Como refrescar um gato: dicas para proteger os bichanos do calor

Altas temperaturas podem causar golpe de calor em felinos; água fresca, ambientes ventilados e atenção aos sinais ajudam a prevenir

Com a chegada de dias de calor intenso, típicos do verão brasileiro, especialistas alertam para os riscos que as altas temperaturas representam para os gatos. Quando os termômetros passam dos 35 °C, o bem-estar dos felinos fica ameaçado, já que eles têm dificuldade para regular a própria temperatura corporal e podem sofrer golpe de calor, uma condição grave que exige atendimento veterinário imediato.

De acordo com veterinários ouvidos pelo site de notícias Infobae, os gatos possuem mecanismos limitados para lidar com o calor. Eles transpiram apenas pelas almofadas das patas e pelo nariz, além de recorrerem ao hábito de se lamber para tentar se refrescar. Estarem ofegantes não é comum na espécie e, quando acontece, indica emergência.
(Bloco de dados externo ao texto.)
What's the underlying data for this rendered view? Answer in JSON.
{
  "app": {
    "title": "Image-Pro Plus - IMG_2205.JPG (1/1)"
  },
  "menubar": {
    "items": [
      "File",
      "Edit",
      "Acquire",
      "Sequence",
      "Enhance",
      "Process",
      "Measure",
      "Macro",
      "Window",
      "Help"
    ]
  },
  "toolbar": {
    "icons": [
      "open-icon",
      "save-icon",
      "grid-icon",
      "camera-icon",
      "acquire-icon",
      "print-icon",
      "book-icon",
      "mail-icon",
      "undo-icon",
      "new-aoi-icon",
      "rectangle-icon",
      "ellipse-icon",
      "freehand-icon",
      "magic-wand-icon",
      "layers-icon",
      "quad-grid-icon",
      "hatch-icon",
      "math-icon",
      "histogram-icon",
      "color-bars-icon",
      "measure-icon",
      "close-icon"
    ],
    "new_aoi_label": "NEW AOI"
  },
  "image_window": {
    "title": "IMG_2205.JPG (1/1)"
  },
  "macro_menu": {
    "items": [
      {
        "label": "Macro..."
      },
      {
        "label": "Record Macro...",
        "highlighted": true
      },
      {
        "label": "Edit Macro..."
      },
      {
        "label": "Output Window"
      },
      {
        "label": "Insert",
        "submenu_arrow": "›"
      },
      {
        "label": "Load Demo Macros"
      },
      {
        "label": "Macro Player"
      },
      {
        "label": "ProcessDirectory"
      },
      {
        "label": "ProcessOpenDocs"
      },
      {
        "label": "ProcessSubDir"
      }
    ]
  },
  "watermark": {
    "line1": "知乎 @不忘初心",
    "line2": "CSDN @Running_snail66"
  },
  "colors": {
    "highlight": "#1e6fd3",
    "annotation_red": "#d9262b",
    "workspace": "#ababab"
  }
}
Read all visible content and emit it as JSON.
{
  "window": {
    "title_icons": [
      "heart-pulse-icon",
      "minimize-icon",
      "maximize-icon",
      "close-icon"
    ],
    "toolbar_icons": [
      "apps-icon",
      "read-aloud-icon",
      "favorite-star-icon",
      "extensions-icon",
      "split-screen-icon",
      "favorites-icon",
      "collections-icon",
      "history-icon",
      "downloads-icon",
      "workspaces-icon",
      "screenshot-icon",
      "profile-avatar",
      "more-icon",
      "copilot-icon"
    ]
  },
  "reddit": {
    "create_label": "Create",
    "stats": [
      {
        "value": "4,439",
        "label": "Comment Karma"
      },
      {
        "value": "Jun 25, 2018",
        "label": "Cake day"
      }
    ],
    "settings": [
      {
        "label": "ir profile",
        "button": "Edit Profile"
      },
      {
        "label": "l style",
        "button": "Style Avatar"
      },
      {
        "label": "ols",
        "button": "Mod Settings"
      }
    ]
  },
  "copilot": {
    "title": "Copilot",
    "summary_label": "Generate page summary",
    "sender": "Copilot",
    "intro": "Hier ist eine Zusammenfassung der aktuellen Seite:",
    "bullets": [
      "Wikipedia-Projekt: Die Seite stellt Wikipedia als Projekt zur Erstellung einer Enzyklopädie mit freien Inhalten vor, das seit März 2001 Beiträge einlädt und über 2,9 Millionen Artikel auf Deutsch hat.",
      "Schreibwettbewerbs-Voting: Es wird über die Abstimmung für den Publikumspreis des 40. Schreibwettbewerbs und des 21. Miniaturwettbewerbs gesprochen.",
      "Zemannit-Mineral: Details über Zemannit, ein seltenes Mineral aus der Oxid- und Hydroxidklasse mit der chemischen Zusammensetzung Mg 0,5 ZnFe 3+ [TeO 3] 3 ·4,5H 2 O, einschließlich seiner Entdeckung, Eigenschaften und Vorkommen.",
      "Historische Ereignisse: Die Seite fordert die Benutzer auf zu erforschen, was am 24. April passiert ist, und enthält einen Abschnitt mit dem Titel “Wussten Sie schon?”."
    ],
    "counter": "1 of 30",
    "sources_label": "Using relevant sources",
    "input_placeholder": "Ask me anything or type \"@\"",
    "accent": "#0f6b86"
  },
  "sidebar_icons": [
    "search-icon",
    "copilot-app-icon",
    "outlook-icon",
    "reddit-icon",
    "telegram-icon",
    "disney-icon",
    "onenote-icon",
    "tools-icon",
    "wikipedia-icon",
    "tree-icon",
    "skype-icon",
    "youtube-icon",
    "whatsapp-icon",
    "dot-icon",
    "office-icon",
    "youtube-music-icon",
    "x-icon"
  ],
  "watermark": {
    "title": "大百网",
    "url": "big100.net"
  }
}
O pelo, ao contrário do que muitos imaginam, funciona como um isolante natural e ajuda a proteger contra queimaduras solares.

Alguns animais são mais vulneráveis, como gatos idosos, filhotes, aqueles com doenças pré-existentes e raças braquicefálicas, como o persa. Fatores ambientais também agravam o risco, entre eles a falta de água fresca, ambientes pouco ventilados, exposição direta ao sol e permanência em locais fechados.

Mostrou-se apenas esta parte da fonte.